The results confirmed Boserup’s prediction: countries with higher percentages of people from plow cultures had lower numbers of women working outside the home and gender attitudes among both men and women more focused on male superiority. To make sure these results were really associated with plow use rather than something else they controlled for a wide variety of potential confounding variables, and the results were still quite robust. They also did a separate analysis of workforce participation among female immigrants and daughters of immigrants to the US, to control for the possibility that institutional structures in countries with histories of plow use rather than cultural factors were causing the effects on women’s workforce participation there. The results remained the same, with female immigrants from plow cultures less likely to work than other immigrant women and the same effect for daughters of immigrants, with the effect strongest when both parents were from the same ethnic background.
These results aren’t definitive, of course. The paper is certainly pretty rough, although more in the writeup than the data.
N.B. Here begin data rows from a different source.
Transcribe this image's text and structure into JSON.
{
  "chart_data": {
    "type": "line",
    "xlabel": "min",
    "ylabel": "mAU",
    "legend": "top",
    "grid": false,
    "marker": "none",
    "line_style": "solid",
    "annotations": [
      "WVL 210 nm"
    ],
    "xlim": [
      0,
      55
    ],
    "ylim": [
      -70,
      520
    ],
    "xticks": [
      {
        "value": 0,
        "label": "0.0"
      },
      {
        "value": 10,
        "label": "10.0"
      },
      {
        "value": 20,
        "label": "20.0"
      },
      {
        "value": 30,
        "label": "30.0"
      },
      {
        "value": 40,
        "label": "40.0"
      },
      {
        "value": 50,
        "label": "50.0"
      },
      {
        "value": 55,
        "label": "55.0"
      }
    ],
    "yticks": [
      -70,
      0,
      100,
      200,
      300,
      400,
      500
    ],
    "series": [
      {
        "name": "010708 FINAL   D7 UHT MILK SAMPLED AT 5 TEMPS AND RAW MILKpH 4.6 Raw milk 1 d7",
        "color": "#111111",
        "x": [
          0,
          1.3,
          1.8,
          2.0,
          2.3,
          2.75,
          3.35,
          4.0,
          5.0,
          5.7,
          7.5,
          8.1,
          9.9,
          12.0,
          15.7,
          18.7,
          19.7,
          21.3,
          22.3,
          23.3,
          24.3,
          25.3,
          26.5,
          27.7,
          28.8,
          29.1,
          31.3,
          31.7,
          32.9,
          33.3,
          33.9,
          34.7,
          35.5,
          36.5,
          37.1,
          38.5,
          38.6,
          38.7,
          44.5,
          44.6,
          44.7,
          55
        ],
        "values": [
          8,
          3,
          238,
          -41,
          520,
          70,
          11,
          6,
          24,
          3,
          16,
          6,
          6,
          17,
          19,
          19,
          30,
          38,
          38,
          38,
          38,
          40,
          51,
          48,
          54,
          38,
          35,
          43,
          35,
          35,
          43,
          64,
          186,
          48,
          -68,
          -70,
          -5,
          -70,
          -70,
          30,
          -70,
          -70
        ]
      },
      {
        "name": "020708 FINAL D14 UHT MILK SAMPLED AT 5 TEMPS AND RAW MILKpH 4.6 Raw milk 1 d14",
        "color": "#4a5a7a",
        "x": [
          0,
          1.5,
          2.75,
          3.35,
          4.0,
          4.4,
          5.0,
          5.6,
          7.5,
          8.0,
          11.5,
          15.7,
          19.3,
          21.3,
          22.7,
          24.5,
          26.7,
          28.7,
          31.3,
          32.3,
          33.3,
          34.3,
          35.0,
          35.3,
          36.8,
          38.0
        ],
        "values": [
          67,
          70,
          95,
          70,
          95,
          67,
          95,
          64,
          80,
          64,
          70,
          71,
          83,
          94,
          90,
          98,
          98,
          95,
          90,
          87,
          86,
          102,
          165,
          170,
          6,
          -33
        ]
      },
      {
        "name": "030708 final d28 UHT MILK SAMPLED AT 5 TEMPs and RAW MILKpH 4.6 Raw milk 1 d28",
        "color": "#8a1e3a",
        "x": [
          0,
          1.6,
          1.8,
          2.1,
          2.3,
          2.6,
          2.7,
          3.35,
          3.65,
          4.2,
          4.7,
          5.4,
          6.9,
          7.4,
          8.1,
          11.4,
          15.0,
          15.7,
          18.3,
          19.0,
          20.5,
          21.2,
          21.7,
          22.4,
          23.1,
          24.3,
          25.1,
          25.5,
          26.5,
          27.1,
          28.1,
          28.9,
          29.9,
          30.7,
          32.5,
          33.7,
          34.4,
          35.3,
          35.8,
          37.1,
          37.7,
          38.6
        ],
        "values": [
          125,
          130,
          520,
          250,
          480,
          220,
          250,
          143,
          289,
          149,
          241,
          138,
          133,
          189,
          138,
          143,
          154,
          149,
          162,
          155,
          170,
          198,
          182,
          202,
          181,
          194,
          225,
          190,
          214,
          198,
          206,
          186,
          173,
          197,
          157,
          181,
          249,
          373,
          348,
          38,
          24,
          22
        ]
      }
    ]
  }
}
Also, with any statistical analysis like this there is always the possibility of additional factors that the authors missed that could be causing these effects. In this case, however, the authors did a very good job of considering and controlling for a wide variety of possible confounding factors. This paper is a good example of how interdisciplinary research can work well. In this case the data and many of the crucial assumptions behind the analysis came from anthropology, while the analytical tools came from economics. This kind of research won’t replace traditional anthropological research, but it is a useful supplement to it. Multiple lines of evidence are always good when evaluating complicated questions such as those that arise in studying human societies.
To bring this back to the usual subject matter of this blog, another possible factor in whether or not a society uses the plow is of course the presence or absence of draft animals. The general lack of draft animals in the Americas was probably one contributing factor to the lack of plow agriculture. We’ve seen a similar explanation advanced for the lack of wheeled vehicles in the Americas as well. However, given that maize and other indigenous cultivated plants like potatoes and manioc don’t require use of the plow, it’s likely that the crop-based explanation advanced by this paper is more important in explaining the non-plow nature of American agriculture. Regardless of why, however, it is certainly the case that the Americas did not develop plow cultures like those of the Old World, with their extreme gender inequality and ideology that a woman’s place is in the home.